As the leaves of the Bible are turned each Sunday and the words are spoken and the message is digested we receive the transforming gift of new life. But this new life does not come without ache and trouble. It is not lost on the gathered congregation that directly above the pulpit that proclaims “Etz Hayim” stands a large wooden cross - the ancient world’s tree of death. That the source of new life is found in the place of torture and death is the great paradox of the gospel.
This is the message that is carried forward in the Advent tradition of the Jesse Tree. Mentioned as early as the sermons of Tertullian in the 3rd century and then blossoming in Christian art at the turn of the 1st millennium, the Jesse Tree is rooted in the promise given to the prophet Isaiah. Isaiah has the awful insight that God will cut down the family tree of Israel in judgment. Isaiah announces the end of the line of Jesse that has run through King David. But Isaiah also sees that “a shoot shall come out from the stump of Jesse” (Is. 11:1 & Romans 15:12). When the tree is surely dead and the stump is all that is left there is the impossible news that this death holds the seed of new life (Is. 6:13).
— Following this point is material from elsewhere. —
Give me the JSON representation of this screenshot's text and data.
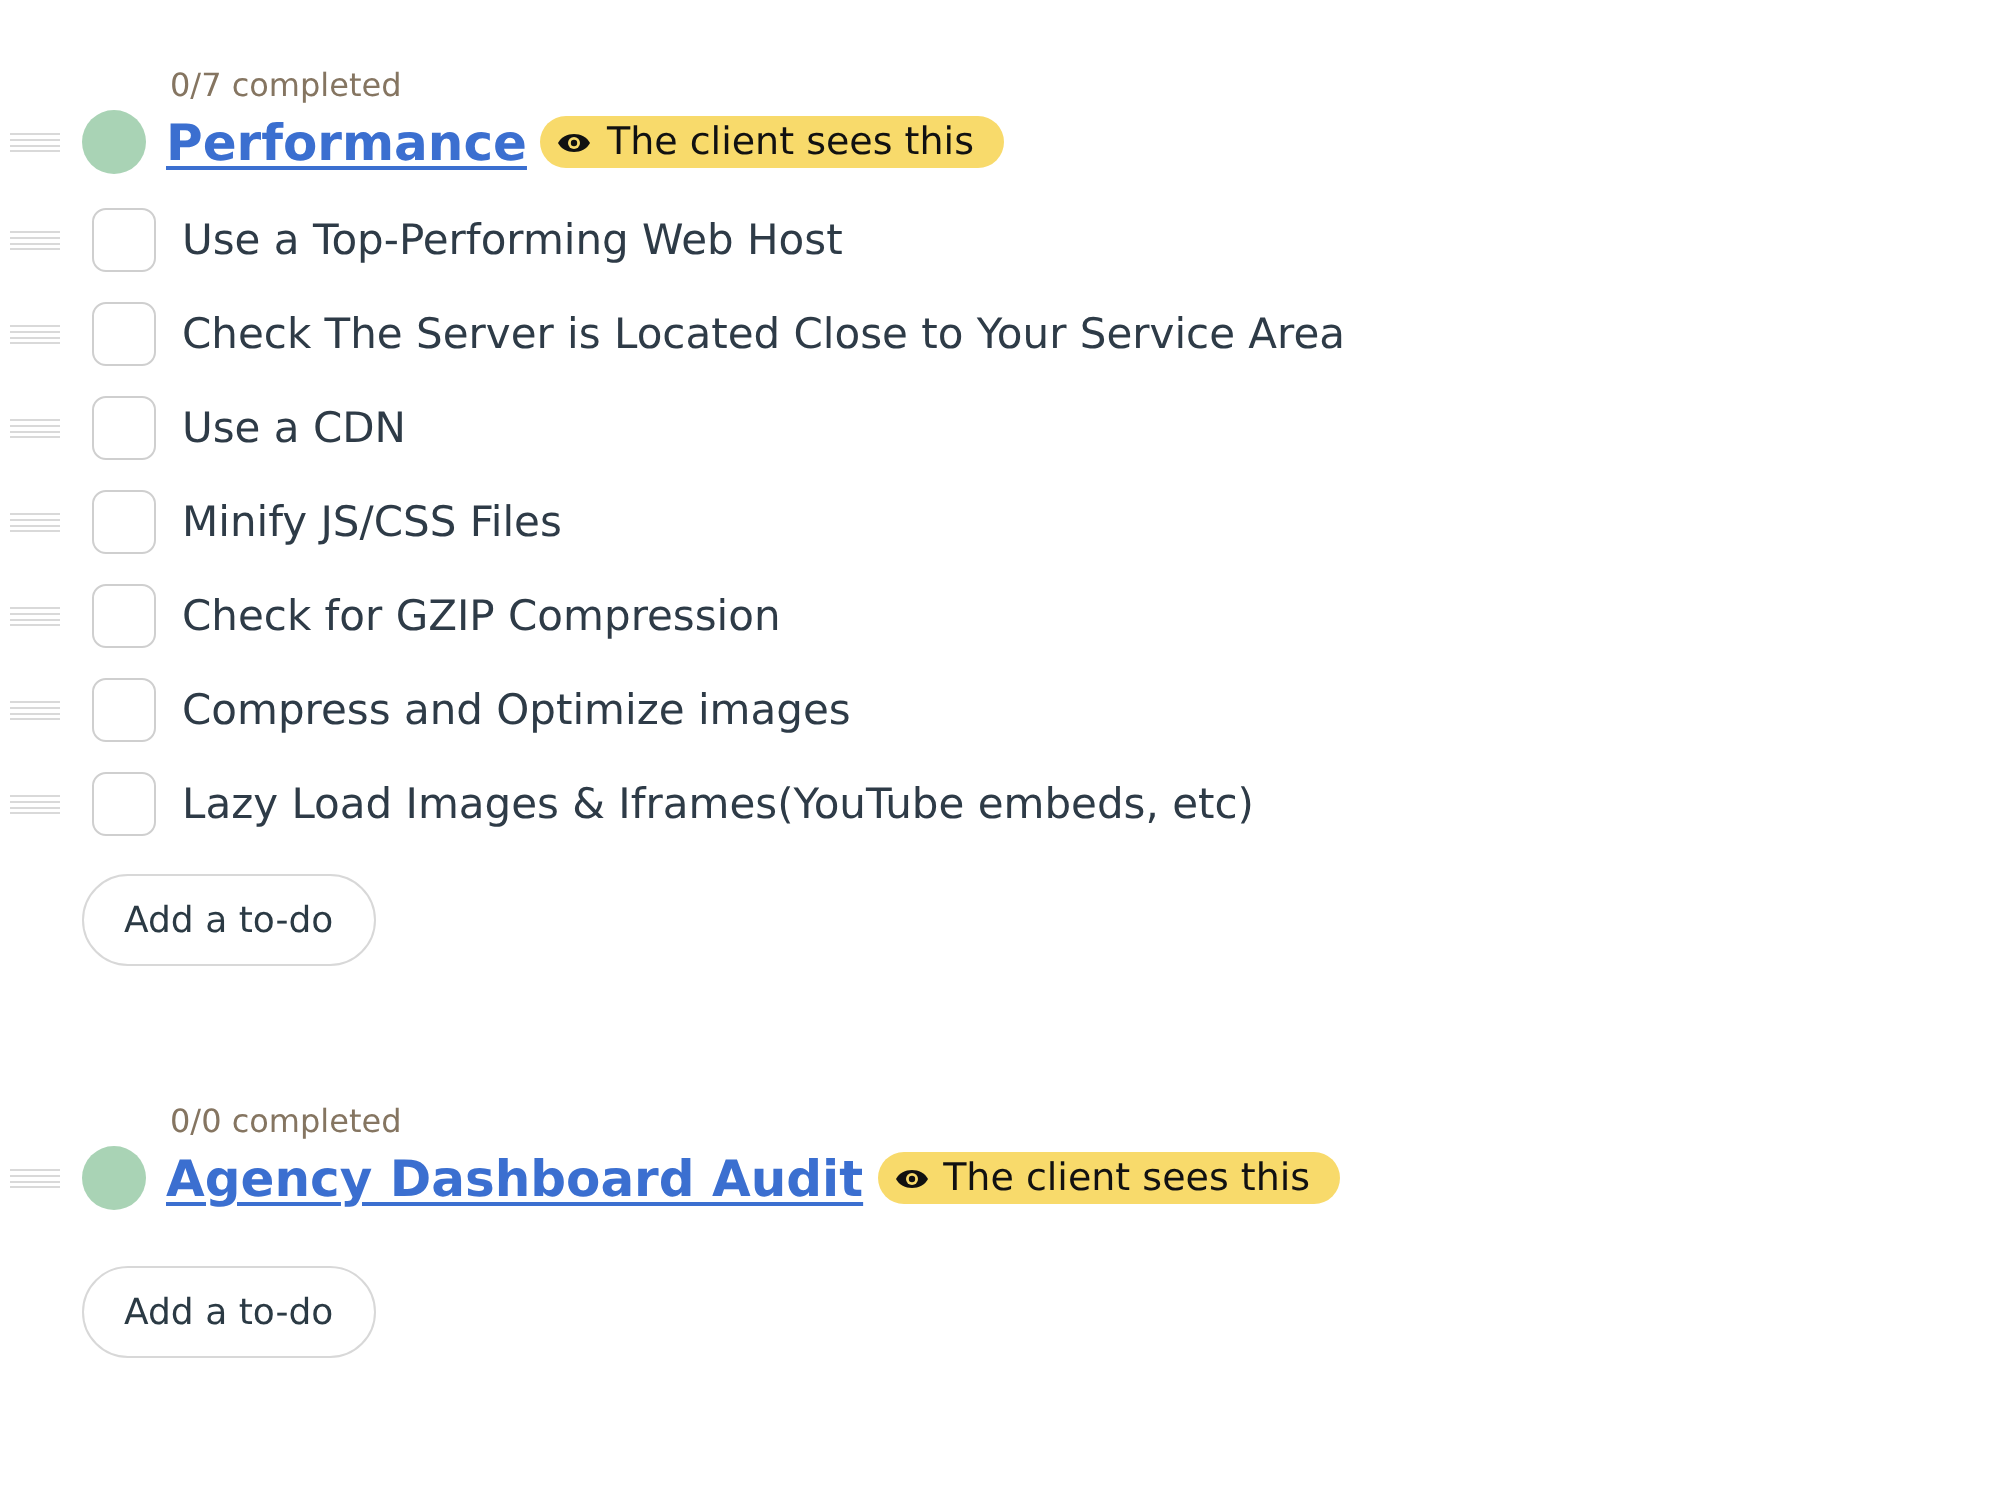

This is the reason that the gospels of Matthew and Luke crucially include a genealogy. Jesus, they announce, is the long promised off-shoot of Israel’s family tree. The babe born in a manger is to be the longed for one “who shall stand as a signal to the peoples” (Is. 11:10).
At University Hill Congregation we have adopted the Advent practice of decorating a Jesse Tree in worship on Sundays while inviting households to adopt the practice daily throughout the season. We mark each of the days in Advent by re-telling a part of the old, old story. In this way we hope that the gospel gets into our bones.
Prior to each Sunday in Advent we invite seven people (children, youth & adults) to each prepare a symbol to be placed on the branches of our Jesse Tree on Sunday morning. As the scripture verse for each day in that week is read we invite them to place a corresponding symbol on the tree. When, for example, the story of creation is remembered a symbol of the earth is hung on a branch. Then an apple reminds us of the story of Adam and Eve. And so on until the arrival of the Christ-child at Christmas (a list of suggested symbols and readings can be found at Christian Seasons).
We intend our re-discovery of the Jesse Tree to be a means of keeping faith with our children and youth. Here we pass on to them the gospel story that feeds the church in its worship and in its life. In a culture in which we are severely tempted to place our hope in idols of success and security this humble practice is a living reminder to us and to our children that, instead, we will “set our hope in God” (Psalm 78:1-7) - in the God whose foolishly cruciform Wisdom transforms the Good Friday cross of suffering into the Easter tree of life (I Cor. 1:18-25).